Create a SQL job that runs and logs users off if there is X amount of inactivity (and of course, if they actually do hit logout, update the database to mark the user offline)

TheGeekYouNeed
I was hoping to avoid an explicit CRUD operation for this purpose...
Srikanth Venugopalan
A: 

ASP.Net comes with several performance counters

http://msdn.microsoft.com/en-us/library/fxk122b4.aspx

State Server Sessions Active The number of currently active user sessions. This counter is available only on the computer where the state server service (aspnet_state) is running.
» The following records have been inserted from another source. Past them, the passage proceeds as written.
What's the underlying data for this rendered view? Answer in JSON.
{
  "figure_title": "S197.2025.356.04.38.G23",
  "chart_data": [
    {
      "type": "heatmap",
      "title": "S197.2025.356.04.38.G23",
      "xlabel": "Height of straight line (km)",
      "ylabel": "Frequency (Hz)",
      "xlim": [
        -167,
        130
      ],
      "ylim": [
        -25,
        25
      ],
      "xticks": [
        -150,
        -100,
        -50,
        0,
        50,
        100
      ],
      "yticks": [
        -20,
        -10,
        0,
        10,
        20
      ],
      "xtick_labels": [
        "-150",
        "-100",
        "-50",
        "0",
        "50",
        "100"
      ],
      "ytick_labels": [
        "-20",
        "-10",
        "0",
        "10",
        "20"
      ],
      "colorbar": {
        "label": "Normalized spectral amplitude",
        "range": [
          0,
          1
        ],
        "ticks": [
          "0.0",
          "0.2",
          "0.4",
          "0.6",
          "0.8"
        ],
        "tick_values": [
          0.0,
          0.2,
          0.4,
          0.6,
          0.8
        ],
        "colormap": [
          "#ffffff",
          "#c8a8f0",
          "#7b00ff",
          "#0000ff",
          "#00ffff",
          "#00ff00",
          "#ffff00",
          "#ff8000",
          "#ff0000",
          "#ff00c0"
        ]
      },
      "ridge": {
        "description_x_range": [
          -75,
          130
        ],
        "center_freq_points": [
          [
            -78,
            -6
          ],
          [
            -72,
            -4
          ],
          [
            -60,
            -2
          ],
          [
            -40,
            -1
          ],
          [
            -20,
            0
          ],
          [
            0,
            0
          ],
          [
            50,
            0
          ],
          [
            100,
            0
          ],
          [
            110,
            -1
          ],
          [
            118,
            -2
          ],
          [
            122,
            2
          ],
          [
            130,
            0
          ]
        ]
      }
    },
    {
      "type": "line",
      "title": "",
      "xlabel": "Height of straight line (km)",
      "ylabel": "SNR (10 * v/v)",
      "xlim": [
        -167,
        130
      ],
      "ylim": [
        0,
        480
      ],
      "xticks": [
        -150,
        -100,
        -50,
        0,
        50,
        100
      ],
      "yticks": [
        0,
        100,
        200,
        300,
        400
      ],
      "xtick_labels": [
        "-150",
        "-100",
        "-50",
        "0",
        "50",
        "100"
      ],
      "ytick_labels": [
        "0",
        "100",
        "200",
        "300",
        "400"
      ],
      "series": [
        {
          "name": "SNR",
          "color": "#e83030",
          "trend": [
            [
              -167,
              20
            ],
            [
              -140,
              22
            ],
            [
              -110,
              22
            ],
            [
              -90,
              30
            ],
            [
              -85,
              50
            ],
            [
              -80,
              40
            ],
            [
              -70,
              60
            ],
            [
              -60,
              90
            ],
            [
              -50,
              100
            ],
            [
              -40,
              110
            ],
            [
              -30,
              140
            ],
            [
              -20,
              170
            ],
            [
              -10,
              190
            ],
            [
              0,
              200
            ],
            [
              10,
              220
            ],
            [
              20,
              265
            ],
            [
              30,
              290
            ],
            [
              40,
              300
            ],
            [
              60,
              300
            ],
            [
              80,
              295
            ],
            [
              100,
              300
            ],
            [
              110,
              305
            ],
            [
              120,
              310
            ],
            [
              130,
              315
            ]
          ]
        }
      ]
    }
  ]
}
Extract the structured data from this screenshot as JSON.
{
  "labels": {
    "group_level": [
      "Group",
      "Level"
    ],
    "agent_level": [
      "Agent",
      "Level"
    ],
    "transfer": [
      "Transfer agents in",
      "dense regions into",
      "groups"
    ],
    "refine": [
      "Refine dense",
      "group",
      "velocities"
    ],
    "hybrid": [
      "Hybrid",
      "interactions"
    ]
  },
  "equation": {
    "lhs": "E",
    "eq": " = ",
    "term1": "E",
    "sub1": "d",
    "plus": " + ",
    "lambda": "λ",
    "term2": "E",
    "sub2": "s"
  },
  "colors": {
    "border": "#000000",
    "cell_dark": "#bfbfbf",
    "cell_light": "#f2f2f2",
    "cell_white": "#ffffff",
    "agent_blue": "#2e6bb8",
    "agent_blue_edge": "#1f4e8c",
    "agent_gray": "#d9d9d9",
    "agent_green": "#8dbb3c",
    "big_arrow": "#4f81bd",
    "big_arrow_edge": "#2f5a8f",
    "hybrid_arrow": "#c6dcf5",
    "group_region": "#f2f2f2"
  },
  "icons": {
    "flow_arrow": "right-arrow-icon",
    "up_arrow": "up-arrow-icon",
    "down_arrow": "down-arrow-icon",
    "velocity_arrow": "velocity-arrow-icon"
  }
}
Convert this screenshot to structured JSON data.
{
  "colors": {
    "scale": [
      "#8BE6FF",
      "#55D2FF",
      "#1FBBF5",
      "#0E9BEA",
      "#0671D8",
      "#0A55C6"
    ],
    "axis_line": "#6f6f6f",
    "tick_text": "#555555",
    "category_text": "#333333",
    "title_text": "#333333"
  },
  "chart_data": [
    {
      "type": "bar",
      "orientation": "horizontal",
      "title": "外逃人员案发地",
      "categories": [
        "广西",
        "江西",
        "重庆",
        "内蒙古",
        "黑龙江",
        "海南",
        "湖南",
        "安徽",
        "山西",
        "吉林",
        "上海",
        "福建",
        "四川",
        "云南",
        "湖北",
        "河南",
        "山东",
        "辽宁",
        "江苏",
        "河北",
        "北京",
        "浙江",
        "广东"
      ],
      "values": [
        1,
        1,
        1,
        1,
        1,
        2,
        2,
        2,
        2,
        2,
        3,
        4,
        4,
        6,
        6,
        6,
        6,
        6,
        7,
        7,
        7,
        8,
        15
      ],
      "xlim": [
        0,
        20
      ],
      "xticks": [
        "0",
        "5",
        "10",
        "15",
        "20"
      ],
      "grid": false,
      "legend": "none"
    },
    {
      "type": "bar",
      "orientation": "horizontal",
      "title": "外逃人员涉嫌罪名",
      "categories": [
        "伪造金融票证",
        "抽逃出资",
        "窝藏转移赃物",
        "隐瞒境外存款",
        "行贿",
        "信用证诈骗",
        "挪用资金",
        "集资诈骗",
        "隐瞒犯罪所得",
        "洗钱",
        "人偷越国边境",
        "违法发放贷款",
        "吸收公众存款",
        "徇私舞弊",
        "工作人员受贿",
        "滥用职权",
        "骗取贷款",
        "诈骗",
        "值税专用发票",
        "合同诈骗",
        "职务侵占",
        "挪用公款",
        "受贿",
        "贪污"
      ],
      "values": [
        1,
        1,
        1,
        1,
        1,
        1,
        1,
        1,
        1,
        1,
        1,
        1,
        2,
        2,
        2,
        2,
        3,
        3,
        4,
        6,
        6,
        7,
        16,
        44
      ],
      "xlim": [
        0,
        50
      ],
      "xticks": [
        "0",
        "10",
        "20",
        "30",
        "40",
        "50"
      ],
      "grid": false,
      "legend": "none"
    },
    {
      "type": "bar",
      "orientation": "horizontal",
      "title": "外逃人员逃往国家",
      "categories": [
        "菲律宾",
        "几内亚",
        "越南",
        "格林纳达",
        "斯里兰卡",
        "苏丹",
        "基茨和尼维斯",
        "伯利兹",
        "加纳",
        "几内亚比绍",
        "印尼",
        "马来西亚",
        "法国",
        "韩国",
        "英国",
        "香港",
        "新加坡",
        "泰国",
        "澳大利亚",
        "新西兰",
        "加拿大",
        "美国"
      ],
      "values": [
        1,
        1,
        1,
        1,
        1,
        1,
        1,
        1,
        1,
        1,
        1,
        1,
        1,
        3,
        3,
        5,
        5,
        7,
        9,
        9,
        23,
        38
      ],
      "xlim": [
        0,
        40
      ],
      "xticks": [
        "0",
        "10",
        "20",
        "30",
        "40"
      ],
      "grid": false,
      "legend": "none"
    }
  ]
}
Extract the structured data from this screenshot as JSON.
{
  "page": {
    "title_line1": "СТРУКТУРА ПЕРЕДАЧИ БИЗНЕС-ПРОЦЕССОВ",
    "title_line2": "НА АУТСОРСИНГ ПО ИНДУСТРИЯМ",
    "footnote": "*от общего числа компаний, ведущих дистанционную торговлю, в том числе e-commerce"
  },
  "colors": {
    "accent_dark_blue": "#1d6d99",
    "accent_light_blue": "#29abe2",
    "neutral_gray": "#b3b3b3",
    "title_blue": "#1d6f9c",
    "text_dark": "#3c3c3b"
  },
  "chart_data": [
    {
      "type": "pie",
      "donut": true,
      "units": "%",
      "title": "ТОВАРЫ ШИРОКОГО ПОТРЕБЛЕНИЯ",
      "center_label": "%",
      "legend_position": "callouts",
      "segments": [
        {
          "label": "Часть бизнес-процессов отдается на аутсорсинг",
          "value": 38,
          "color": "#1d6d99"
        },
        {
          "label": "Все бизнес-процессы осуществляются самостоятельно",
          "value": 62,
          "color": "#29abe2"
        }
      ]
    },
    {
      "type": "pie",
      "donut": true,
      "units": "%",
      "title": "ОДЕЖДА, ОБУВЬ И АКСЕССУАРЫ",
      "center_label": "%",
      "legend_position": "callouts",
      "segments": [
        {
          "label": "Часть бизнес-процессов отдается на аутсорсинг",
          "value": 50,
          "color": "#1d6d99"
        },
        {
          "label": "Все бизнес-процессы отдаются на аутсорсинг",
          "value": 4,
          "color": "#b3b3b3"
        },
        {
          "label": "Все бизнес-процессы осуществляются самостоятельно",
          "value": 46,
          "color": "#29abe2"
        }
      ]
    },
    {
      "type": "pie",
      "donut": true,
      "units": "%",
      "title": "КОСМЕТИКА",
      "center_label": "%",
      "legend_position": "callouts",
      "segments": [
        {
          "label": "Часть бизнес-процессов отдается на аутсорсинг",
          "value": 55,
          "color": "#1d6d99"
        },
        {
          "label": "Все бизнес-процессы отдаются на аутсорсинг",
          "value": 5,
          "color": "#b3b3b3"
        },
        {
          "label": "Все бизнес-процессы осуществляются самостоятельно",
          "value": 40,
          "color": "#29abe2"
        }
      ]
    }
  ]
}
Requests/Sec The number of requests executed per second. This represents the current throughput of the application. Under constant load, this number should remain within a certain range, barring other server work (such as garbage collection, cache cleanup thread, external server tools, and so on).

Raj Kaimal
How does this approach rate when looking at a web-farm architecture? Also, what is the alternative when using InProc mode?
Srikanth Venugopalan
+1  A: 

If you use the built-in ASP.NET membership provider, then there's the ever-so-handy Membership.GetNumberOfUsersOnline() method.

(Of course, it only works authenticated users...)

Dean Harding
+1 to you. Any do's and don'ts in a web-farm architecture? Is this a machine dependant approach?
Srikanth Venugopalan
The ASP.NET membership stuff uses a provider-based architecture, so it depends which provider you use. All of the built-in ones (SqlMembershipProvider, ActiveDirectoryMembershipProvider) work in a web farm, though.